Mahallenin fakir garip çocuklarıydık. Umutlarımız vardı lakin. Hak gelecek batıl zail olacaktı. Dünyalık sevgisiyle imtihan olma korkumuz vardı. Bina ve zinanın çoğalacağı ahir zaman da korkuturdu bizi. Mal ve kadınla sınanacağımızı da biliyorduk aslında. Şimdilerde ise çokça belayla birlikte obezite ile de sınanıyoruz. Biliyorduk aslında yine efendimizin göbeği göğüs hizasını geçmezdi. Hatta en çok dilimizde olan şey efendimiz ve ashabının açlıktan karınlarına, açlıklarını bastırmak için taş bağladıklarıydı. İsraftan çekinirdik. Sofralarımızda ekmek kırıntılarını ıslattığımız parmaklarımızın ucuyla toparlamamız takva açısından en şık hamlelerimizdendi. İşçinin alınteri kurumadan haklarının verilmesi niyazlarımızdandı. Kapitalizmden nefret ederdik, diğer bütün beşeri ideolojilerle birlikte. Bizim adil düzen gelmesi için milli görüşümüz vardı.

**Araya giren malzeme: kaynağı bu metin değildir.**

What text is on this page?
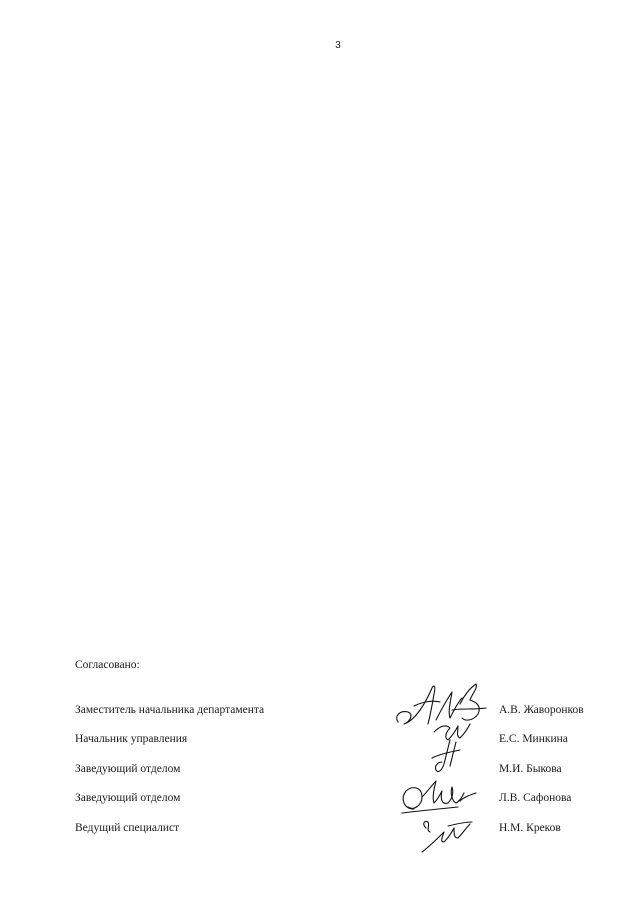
3
Согласовано:
Заместитель начальника департамента	А.В. Жаворонков
Начальник управления	Е.С. Минкина
Заведующий отделом	М.И. Быкова
Заведующий отделом	Л.В. Сафонова
Ведущий специалист	Н.М. Креков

Kadınlarımızda başörtüsü bizim üniformamızdı. Kadınlarımızda bu hassasiyeti en yiğit biçimlerde müdaafa ederlerdi. Birileri tesettüre füruat deyince çileden çıkmıştık. Henüz süslümanlaşmamıştık. Düğünlerde türban mağduru genç kızlarımız uluorta halay çekmezlerdi. Kadın ve erkeklerimiz namahremlerle tokalaşmazlardı. Zemzem suyuna banıpta nargile çeken hanımlarımızda yoktu o zamanlar. Ciplere binenlerimiz pek azdı.
Siyasal İslamcı abilerimizin ideallerinin attaya gideceklerine dair alametlerde henüz ortada yoktular.

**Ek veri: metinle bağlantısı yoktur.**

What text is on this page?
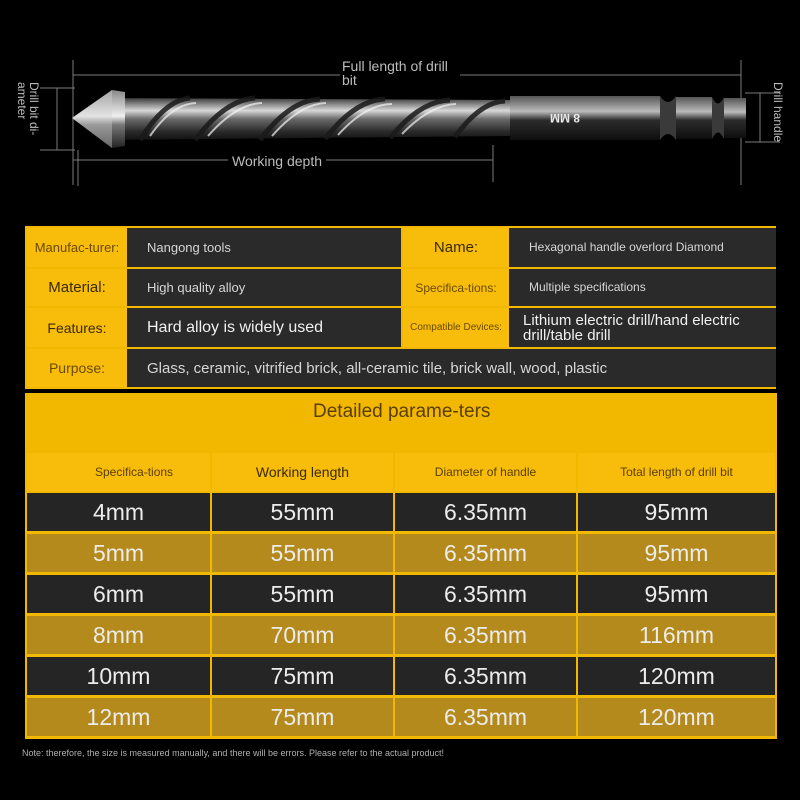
8 MM
Full length of drill bit
Working depth
Drill bit di-ameter	Drill handle
Manufac-turer:	Nangong tools	Name:	Hexagonal handle overlord Diamond
Material:	High quality alloy	Specifica-tions:	Multiple specifications
Features:	Hard alloy is widely used	Compatible Devices:	Lithium electric drill/hand electric drill/table drill
Purpose:	Glass, ceramic, vitrified brick, all-ceramic tile, brick wall, wood, plastic
Detailed parame-ters
Specifica-tions	Working length	Diameter of handle	Total length of drill bit
4mm	55mm	6.35mm	95mm
5mm	55mm	6.35mm	95mm
6mm	55mm	6.35mm	95mm
8mm	70mm	6.35mm	116mm
10mm	75mm	6.35mm	120mm
12mm	75mm	6.35mm	120mm
Note: therefore, the size is measured manually, and there will be errors. Please refer to the actual product!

2. eş, imam nikahı ve başakşehir de yoktu. İçki içmeye salık veren, vatana ihanet aşamasına müridlerini getirecek olan cia mehdisi selpak sponsorluğunda zırlamaktaydı henüz. Naim Süleymanoğlu henüz Türk vatandaşı olmamıştı. Yanmaz kefenler hayal ötesiydi o zamanlar. Ne face vardı ne de vara yoğa öten bir twit kuşumuz.
Hocalarımız da en az bizim kadar fakirdi. Adnanın kedileri belki de tasarım aşamasındaydılar; hem ailelerince hem de Mossad ve Amerikanın Ortadoğu Masasınca.
Haramlar haram...Helaller helaldi. Hayatlar getiri götürüye bağlı olarak kurgulanmıyordu.
Acunda yoktu, bu kadar acı da. Aleyna Tilki hangi tilkinin itliğiyle peydahlanacaktı nesli garabete çevirmek için, bilemezdik.
Yerde boş arsalar vardı. Göktede yıldızlar. Henüz betona bezenmemişti gökyüzü.
Nenemizin tarhanasına karışmamıştı gdo. Antibiyotik yerine bol sarımsaklı paça çorbası tercih ediliyordu halk arasında. İbne olarak bir zeki bir bülent...Lgbti diye bir orduya dönüşmemişti sapıklar. Ne 11 Eylül vardı görünürlerde ne de Arap Baharı.
Rüşvet alanında vereninde melun telakki edildiği günlerden sözediyorum.
Erbakanla dalga geçiliyordu, kadayıf meselesi yüzünden. Şimdinin starbucks içen, trileçe tatlı kaşıklayan veletleri bilemez bu dediklerimi. Hoş o günlerin çok mücahiti müteahhite dönüştükten sonra yine o günleri hatırlayan da pek kalmadı ya!
Siz beni ciddiye alıpta içerlemeyin. Biraz nostalji yapayım dedim.
Boşverin; yaşamaya devam edin. Nasılsa bir daha gelmeyeceğiz dünyaya.